I have a vivid memory of sitting with one of my therapists. Her name was Ronit. She favoured loose cut sundresses and brown leather sandals. She was probably only in her mid-thirties, though seemed quite old to a seventeen-year-old girl. She also seemed unfamiliarly comfortable in her own skin.

I was struggling with an eating disorder, hovering on the edge of a safe weight. So I was ordered to see her by my parents. This dynamic became the groundhog-day hamster wheel over the next few years: concerned parents; seeing a therapist; not much changing other than minor fluctuations in my weight. ​

So Ronit turns to me and says, “Why can’t you just be like me? Look at me!  I have curves and some meat on my bones”, while pulling at what looked like copious amounts of blubber to me at the time, but was probably no more than a half-inch of skin. “Just be happy being normal.”

Normal? That was the last thing that I was looking for!

And so my quest for being special continued. It became my holy grail. And in my contaminated mind full of innocent misunderstanding, I perversely thought that being ultra-thin would make me feel special. I would finally have an identity that did not fade into the background. My anorexia meant I was noticed.

I tried desperately to hang onto my “specialness” – and despised those who seemed to want to take it away from me. I am a little heartbroken as I write this and draw on the memory of this time in my life.

It was exhausting. The endless undercover trips to the pharmacy for diet pills (I have no idea why they kept supplying an obvious waif-like minor with highly addictive diet tablets week on week, month on month); the deception, the skipping meals, the hiding food and the purging. It was relentless. Not to mention the roller coaster of moods as I constantly assessed if my regime was working or if I had shown weakness and put “too many” calories into my starved body. It was a nightmare ride of self-loathing and drug-like highs.

I realise now how alone I felt as I lived in my own vice-like grip of body and food obsessed thinking. I was stranded on my own isolated island of trying to remain special. My friends, parents, doctors and therapists, all of whom tried to talk sense into me, became my enemies, my deserters. I thought they wanted to steal my “specialness” – my treasure – from me.

I was looking for a feeling. A deep feeling of belonging. Some may call it a feeling of acceptance. A feeling of inner peace. A feeling of self-love. A feeling of fitting into this world. A soul feeling.

I never found it in starving my body. Instead, I found myself wedded to superficial feelings that fell well short of the mark which I thought were an indication that I hadn’t yet reached the perfect weight.

These superficial feelings are the kind we feel when we mistakenly think that outside factors can magically put a God-like feeling into us.
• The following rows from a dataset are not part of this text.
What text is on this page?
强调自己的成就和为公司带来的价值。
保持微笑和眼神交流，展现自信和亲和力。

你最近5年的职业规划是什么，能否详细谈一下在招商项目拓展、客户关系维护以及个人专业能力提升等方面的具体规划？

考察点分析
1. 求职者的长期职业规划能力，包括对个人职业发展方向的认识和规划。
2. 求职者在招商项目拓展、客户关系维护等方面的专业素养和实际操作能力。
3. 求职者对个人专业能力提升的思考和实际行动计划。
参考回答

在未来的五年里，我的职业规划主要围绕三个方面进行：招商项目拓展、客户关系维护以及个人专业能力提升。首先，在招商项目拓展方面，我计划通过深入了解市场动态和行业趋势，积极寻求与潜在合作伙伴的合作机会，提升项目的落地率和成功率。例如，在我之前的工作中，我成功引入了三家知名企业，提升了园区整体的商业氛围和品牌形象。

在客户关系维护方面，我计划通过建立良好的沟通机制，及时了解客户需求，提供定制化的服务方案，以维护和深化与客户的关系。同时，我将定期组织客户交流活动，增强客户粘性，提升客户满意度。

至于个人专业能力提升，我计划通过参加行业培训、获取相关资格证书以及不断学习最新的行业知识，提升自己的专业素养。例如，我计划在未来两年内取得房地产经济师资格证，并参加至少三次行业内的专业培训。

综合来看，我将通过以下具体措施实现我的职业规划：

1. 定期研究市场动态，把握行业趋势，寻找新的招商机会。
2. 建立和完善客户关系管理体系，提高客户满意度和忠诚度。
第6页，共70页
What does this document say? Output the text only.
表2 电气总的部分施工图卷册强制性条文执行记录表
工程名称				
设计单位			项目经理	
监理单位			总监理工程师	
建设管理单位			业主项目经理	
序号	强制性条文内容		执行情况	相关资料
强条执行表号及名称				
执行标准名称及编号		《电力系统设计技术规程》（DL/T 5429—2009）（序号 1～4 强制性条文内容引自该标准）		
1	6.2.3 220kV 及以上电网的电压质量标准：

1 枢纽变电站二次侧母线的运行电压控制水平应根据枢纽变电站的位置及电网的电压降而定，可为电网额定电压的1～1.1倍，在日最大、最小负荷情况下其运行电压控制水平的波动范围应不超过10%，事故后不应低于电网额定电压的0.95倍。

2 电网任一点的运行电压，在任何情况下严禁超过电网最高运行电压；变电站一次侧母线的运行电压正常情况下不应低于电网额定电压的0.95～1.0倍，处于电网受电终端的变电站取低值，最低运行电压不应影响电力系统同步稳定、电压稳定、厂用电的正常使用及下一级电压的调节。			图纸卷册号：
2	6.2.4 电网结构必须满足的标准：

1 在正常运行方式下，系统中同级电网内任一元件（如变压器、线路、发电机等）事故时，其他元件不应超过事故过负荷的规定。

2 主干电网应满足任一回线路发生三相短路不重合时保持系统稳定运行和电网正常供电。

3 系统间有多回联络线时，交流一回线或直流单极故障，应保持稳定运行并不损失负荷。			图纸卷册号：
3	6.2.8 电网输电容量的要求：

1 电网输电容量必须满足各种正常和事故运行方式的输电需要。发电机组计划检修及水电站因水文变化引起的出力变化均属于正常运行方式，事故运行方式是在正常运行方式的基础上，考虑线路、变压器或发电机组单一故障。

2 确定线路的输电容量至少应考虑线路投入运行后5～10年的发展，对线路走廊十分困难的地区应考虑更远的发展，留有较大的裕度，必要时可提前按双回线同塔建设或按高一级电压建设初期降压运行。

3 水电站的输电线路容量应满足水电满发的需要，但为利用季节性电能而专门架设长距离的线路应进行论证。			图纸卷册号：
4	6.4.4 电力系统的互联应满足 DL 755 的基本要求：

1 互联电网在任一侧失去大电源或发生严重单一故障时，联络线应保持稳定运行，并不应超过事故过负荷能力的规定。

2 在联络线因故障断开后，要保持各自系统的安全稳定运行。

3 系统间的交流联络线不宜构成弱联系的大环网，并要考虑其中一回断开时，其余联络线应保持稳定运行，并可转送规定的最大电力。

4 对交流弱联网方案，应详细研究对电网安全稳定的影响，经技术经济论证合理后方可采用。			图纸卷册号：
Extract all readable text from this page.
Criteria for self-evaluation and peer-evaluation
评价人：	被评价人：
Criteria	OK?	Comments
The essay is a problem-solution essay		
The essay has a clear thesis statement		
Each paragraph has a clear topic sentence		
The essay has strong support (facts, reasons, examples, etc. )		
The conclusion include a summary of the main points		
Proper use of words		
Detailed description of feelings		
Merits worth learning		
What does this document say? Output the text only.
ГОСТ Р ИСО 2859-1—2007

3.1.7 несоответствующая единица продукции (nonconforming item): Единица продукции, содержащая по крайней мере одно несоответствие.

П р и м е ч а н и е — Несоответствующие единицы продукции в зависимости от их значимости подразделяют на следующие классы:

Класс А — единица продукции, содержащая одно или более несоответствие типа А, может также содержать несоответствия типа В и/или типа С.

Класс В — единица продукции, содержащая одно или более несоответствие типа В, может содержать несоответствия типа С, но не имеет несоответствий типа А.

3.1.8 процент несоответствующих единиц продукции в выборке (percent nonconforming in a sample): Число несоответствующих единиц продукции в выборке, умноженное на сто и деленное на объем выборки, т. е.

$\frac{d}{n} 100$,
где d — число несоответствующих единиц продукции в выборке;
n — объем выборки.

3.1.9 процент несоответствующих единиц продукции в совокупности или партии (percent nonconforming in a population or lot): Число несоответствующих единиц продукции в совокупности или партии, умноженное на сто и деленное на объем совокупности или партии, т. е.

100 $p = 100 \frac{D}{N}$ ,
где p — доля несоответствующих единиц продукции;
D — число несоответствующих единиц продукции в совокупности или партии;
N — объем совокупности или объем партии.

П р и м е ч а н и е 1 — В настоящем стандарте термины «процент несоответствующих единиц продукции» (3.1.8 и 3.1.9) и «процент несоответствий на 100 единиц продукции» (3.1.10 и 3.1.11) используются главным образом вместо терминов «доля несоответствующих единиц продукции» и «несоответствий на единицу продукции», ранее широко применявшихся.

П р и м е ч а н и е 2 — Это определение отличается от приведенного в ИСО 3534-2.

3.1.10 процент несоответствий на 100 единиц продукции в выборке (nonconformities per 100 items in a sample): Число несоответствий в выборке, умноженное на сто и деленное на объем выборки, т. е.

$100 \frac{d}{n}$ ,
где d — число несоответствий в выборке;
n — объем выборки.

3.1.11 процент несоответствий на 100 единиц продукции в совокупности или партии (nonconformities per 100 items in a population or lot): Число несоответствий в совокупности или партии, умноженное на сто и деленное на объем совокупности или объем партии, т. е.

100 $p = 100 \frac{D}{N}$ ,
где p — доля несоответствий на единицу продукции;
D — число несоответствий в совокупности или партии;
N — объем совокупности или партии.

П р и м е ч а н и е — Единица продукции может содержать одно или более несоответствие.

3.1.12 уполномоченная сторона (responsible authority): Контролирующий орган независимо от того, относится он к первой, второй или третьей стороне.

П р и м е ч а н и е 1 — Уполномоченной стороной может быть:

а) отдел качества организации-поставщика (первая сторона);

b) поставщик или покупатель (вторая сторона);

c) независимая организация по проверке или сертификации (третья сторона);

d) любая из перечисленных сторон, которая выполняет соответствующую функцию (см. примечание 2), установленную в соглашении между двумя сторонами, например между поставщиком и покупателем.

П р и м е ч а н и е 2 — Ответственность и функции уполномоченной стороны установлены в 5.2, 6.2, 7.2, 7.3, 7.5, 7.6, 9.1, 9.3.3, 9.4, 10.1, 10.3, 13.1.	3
The way I looked could and would never make me feel special. But I never knew this back then.

Fast forward twelve years. I am in my bedroom. I have been going through a roller coaster period of recovery from the “Great Depression” after an 18-month psychological marathon.

And then I have a moment. An experience that I cannot adequately articulate. It always sounds a little hollow when I try.

I experience a moment in time of bypassing my intellect, bypassing my thought system, bypassing my personality. I touch something divine – my soul. There is an instantaneous and powerful resonance of exquisite beauty. I fall head over heels in love with this divinity. And am stunned that this divinity is in me. This specialness. I recognise it is not only within me. It is in all of us. I am astounded by the question my experience has generated: Is that what makes us special, not that which is different, but rather that which is the same in all of us?

How did I miss this?

And suddenly I have a thought that brings the past into the present. Ronit, my therapist, is suddenly in the room and she is magnificent. She was right. I had misunderstood. She is radiant. Her soul is beaming and she is beautiful. So normal and so special. For the sound of the soul is replete with deeper feeling. It is just how it works.

I have had many challenging – even dark moments – since the day I unexpectedly met my soul. But the power of that first meeting is etched in my mind: it informed my future understanding of where “specialness” lies for all human beings.

The quest was finally over. My mind and body were no longer at war with each other. It had been a wild goose chase. I had not known that we are born special by virtue of the fact that we are of a divine nature. I had overlooked this fact and searched outside to find a resonant tune that I could play into the world.

Yet I didn’t know that all the while my soul was softly singing together with Ronit’s soul and every other human soul on the planet from the beginning of time.